After correction for population structure, we have observed significant genetic correlation of Northings with 41 traits, most of which are related to lifestyle, including BMI and fat mass, alcohol consumption, hypertension, and smoking and lung function. LD-score regression intercepts for two exemplar lifestyle-related traits, BMI and FVC, indicated evidence of residual population structure that has not been accounted for by the inclusion of a random effect for the GRM in the linear regression model. Such inflation could reflect environmental factors that are confounded with geography, such as diet and smoking habits, which can better be controlled for through adjustment for axes of genetic variation. However, adjustment for ten axes of genetic variation, in addition to Eastings and Northings derived from birth location or current residence, did not substantially reduce the inflation. These results suggest that simple modelling of birth location (or current residence) and/or axes of genetic variation does not capture the full extent of geographical confounding with these environmental influences on lifestyle-related traits. More complex models, for example that allow for non-linear relationships with geography, may offer improved control for confounding with environmental risk factors, but cannot be easily accommodated in computationally efficient software that can be applied to the scale of GWAS in the UK Biobank.

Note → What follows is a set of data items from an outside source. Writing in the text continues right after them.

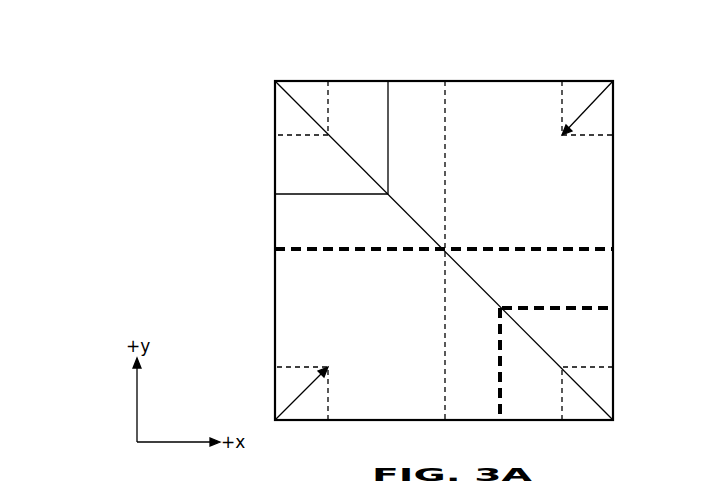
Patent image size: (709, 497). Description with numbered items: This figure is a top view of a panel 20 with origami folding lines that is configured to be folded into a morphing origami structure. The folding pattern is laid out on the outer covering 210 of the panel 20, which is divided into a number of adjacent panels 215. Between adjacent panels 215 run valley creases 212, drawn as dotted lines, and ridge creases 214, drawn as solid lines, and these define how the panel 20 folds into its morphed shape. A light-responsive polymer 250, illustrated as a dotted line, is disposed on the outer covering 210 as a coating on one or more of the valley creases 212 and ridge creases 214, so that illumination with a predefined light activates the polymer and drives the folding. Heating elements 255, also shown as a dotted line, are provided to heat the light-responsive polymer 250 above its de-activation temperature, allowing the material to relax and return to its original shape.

The panel 20 is at (634, 64).
The outer covering 210 is at (464, 82).
The valley creases 212 is at (294, 98).
The ridge creases 214 is at (333, 98).
The panels 215 is at (290, 116).
The light-responsive polymer 250 is at (297, 252).
The heating elements 255 is at (300, 242).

We identified 74 loci that demonstrated significant residual association with Northings after inclusion of a random effect for the GRM in the linear regression model, which map to/near genes that have been subject to selection, including LCT and the MHC region. High-confidence variants driving distinct residual associations for Northings were also strongly associated with many of the lifestyle-related traits that are genetically correlated with birth location, even after correction for population structure. These signals could, therefore, represent false positive associations with lifestyle-related traits that are driven by confounding with geography. At signals for which the high-confidence variant was also associated with the lifestyle-related trait in the direction predicted by the genetic correlation, such as for BMI and FVC at the LCT locus, additional adjustment for axes of genetic variation and birth location as covariates reduced the strength of the association. In contrast, when the association with the lifestyle-related trait was in the opposite direction to that predicted by the genetic correlation, for example for FVC in the MHC region, adjustment for axes of genetic variation and birth location as covariates had no impact on the signal. Thus, while adjustment for axes of genetic variation and birth location, in addition to a random effect for the GRM, did not substantially reduce the inflation in association with lifestyle-related traits genome-wide, we did observe locus-specific differences in the impact of this correction, which reflect varying levels of confounding with geography.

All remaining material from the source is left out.